Hey guys, I am begging for some help tracking down a long term issue. I have a server I built a year ago for Gen AI. The build list for it can be seen here. The only thing missing is the Nvidia 3090 TI I got on ebay. I can’t confirm this is the culprit as troubleshooting this has been the most difficult thing in my life (second only to raising a toddler).
Here’s what happens: At some point (after a few hours, or after a day or two) the system will completely freeze. I mean no response from console at all, and I have to physically power cycle the system. So if I wanted to confirm the GPU, I’d have to unplug the power to it, and let the system run for several days or a week before I could confirm it, then plug things back in and wait a few days to see if something crashes.
I’ve already run a memtest, and this seems to be happening if I have Ubuntu 24.04 or Unraid 7.0. The memtest passed with flying colors.
I’m at a complete loss as to how to troubleshoot this.

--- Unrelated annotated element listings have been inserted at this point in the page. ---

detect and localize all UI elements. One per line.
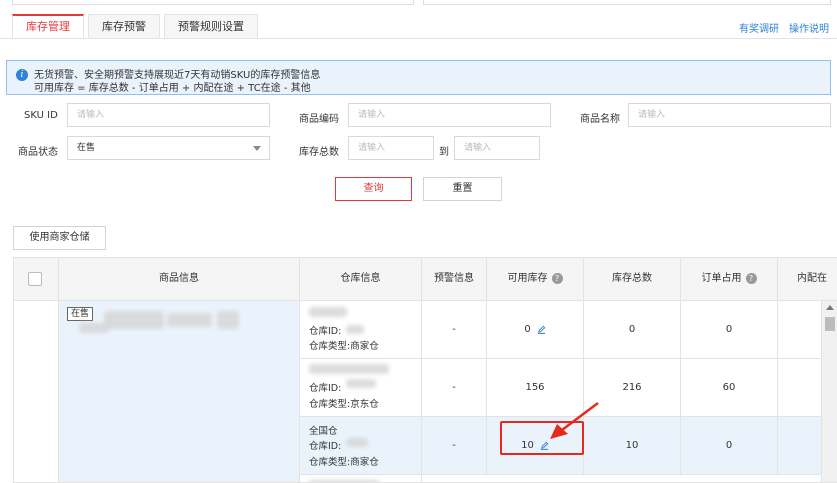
survey-link[interactable]: 有奖调研 [739, 20, 779, 35]
info-icon: i [16, 69, 28, 81]
info-notice: i 无货预警、安全期预警支持展现近7天有动销SKU的库存预警信息 可用库存 = … [6, 60, 831, 95]
product-code-input[interactable]: 请输入 [348, 103, 551, 127]
available-value: 0 [524, 324, 531, 335]
warehouse-id-text: 仓库ID: [309, 326, 342, 337]
product-status-label: 商品状态 [18, 147, 58, 158]
redacted-warehouse-id [346, 325, 364, 334]
tab-inventory-management[interactable]: 库存管理 [12, 14, 84, 39]
chevron-down-icon [253, 146, 261, 151]
product-info-cell: 在售 [59, 301, 300, 482]
header-internal: 内配在 [797, 273, 827, 284]
annotation-arrow-icon [550, 402, 599, 439]
redacted-warehouse-id [346, 379, 376, 388]
table-row-1-order: 0 [681, 301, 778, 359]
redacted-product-name [217, 311, 239, 329]
tab-divider [0, 38, 837, 39]
sku-id-input[interactable]: 请输入 [67, 103, 270, 127]
tab-bar: 库存管理 库存预警 预警规则设置 [12, 14, 262, 39]
top-search-area [0, 0, 837, 8]
table-row-1-warning: - [422, 301, 487, 359]
warehouse-type-value: 商家仓 [350, 457, 379, 468]
table-header: 商品信息 仓库信息 预警信息 可用库存? 库存总数 订单占用? 内配在 [14, 258, 837, 301]
edit-icon[interactable] [537, 325, 546, 334]
table-scrollbar[interactable] [821, 301, 837, 482]
header-available-label: 可用库存 [507, 273, 548, 284]
reset-button[interactable]: 重置 [423, 177, 502, 201]
table-row-3-order: 0 [681, 417, 778, 475]
redacted-product-name [167, 313, 212, 327]
notice-line-2: 可用库存 = 库存总数 - 订单占用 + 内配在途 + TC在途 - 其他 [34, 83, 311, 94]
table-row-3-warning: - [422, 417, 487, 475]
warehouse-type-value: 京东仓 [350, 399, 379, 410]
product-name-input[interactable]: 请输入 [628, 103, 831, 127]
top-input-right[interactable] [423, 0, 831, 5]
table-row-3-internal [778, 417, 821, 475]
warehouse-type-line: 仓库类型:商家仓 [309, 454, 379, 468]
question-icon[interactable]: ? [551, 272, 563, 284]
product-name-label: 商品名称 [580, 114, 620, 125]
sku-id-label: SKU ID [24, 110, 58, 121]
scroll-up-icon[interactable] [826, 305, 834, 310]
table-row-1-total: 0 [584, 301, 681, 359]
warehouse-type-value: 商家仓 [350, 341, 379, 352]
tab-inventory-warning[interactable]: 库存预警 [88, 14, 160, 39]
redacted-product-name [104, 311, 164, 329]
table-row-2-internal [778, 359, 821, 417]
warehouse-id-text: 仓库ID: [309, 383, 342, 394]
header-order-label: 订单占用 [701, 273, 742, 284]
select-all-checkbox[interactable] [28, 272, 42, 286]
header-warning: 预警信息 [422, 258, 487, 301]
query-button[interactable]: 查询 [335, 177, 412, 201]
stock-total-from-input[interactable]: 请输入 [348, 136, 434, 160]
warehouse-type-label: 仓库类型: [309, 399, 351, 410]
warehouse-id-label: 仓库ID: [309, 323, 341, 337]
scroll-thumb[interactable] [825, 317, 835, 331]
row-checkbox-cell [14, 301, 59, 482]
warehouse-type-label: 仓库类型: [309, 341, 351, 352]
table-row-1-internal [778, 301, 821, 359]
table-row-2-order: 60 [681, 359, 778, 417]
warehouse-type-label: 仓库类型: [309, 457, 351, 468]
header-product: 商品信息 [59, 258, 300, 301]
question-icon[interactable]: ? [745, 272, 757, 284]
warehouse-type-line: 仓库类型:商家仓 [309, 338, 379, 352]
redacted-warehouse-name [309, 307, 347, 317]
table-row-1-available: 0 [487, 301, 584, 359]
warehouse-id-label: 仓库ID: [309, 438, 341, 452]
header-warehouse: 仓库信息 [300, 258, 422, 301]
redacted-warehouse-id [346, 438, 368, 447]
top-input-left[interactable] [12, 0, 414, 5]
table-row-1-warehouse: 仓库ID: 仓库类型:商家仓 [300, 301, 422, 359]
stock-total-label: 库存总数 [299, 147, 339, 158]
help-link[interactable]: 操作说明 [789, 20, 829, 35]
table-row-2-warning: - [422, 359, 487, 417]
product-code-label: 商品编码 [299, 114, 339, 125]
header-available: 可用库存? [487, 258, 584, 301]
warehouse-type-line: 仓库类型:京东仓 [309, 396, 379, 410]
product-status-value: 在售 [77, 143, 96, 153]
table-row-4-warehouse [300, 475, 422, 482]
header-total: 库存总数 [584, 258, 681, 301]
range-to-label: 到 [439, 147, 449, 158]
header-order: 订单占用? [681, 258, 778, 301]
status-badge: 在售 [67, 307, 94, 321]
stock-total-to-input[interactable]: 请输入 [454, 136, 540, 160]
product-status-select[interactable]: 在售 [67, 136, 270, 160]
table-row-2-warehouse: 仓库ID: 仓库类型:京东仓 [300, 359, 422, 417]
warehouse-id-text: 仓库ID: [309, 441, 342, 452]
warehouse-name: 全国仓 [309, 426, 338, 437]
header-select [14, 258, 59, 301]
warehouse-id-label: 仓库ID: [309, 380, 341, 394]
top-links: 有奖调研 操作说明 [739, 20, 829, 35]
tab-warning-rules[interactable]: 预警规则设置 [164, 14, 258, 39]
redacted-product-name [79, 323, 109, 333]
use-merchant-warehouse-button[interactable]: 使用商家仓储 [13, 226, 106, 250]
redacted-warehouse-name [309, 364, 389, 374]
table-row-3-warehouse: 全国仓 仓库ID: 仓库类型:商家仓 [300, 417, 422, 475]
inventory-table: 商品信息 仓库信息 预警信息 可用库存? 库存总数 订单占用? 内配在 在售 仓… [13, 257, 837, 483]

It’s made even more difficult because I can’t replicate the crash, or ever seem to find anything helpful in the logs. I’m at the point where I’d consider running a series of command in a cron job every minute if I thought it would help, I just don’t know what I’d look for.
I’d think it’s a heat issue somewhere, but this case has plenty of airflow, and right now the case is open with a fan blowing right into it. It’s also running in my basement where temps average like 65F.
Maybe the GPU has a fault somewhere, but it runs perfect up until it crashes. I can throw all of the inference tasks I want at it. It’s run Stable Diffusion, Ollama, Oobabooga etc in the past, all without fail.
The only thing I haven’t really tried is downgrading the Nvidia drivers. I just did a fresh install (Ubuntu 24.04 with the latest Nvidia drivers etc) but that system is so complex I can’t make heads or tails of what I should install instead. Should I use the Server, Open, or some other suffix etc?
I’m desperate for any help on commands to run, log files to look into, apps I can install to help troubleshoot etc. I’ve got a lot of money in this and I need it to work.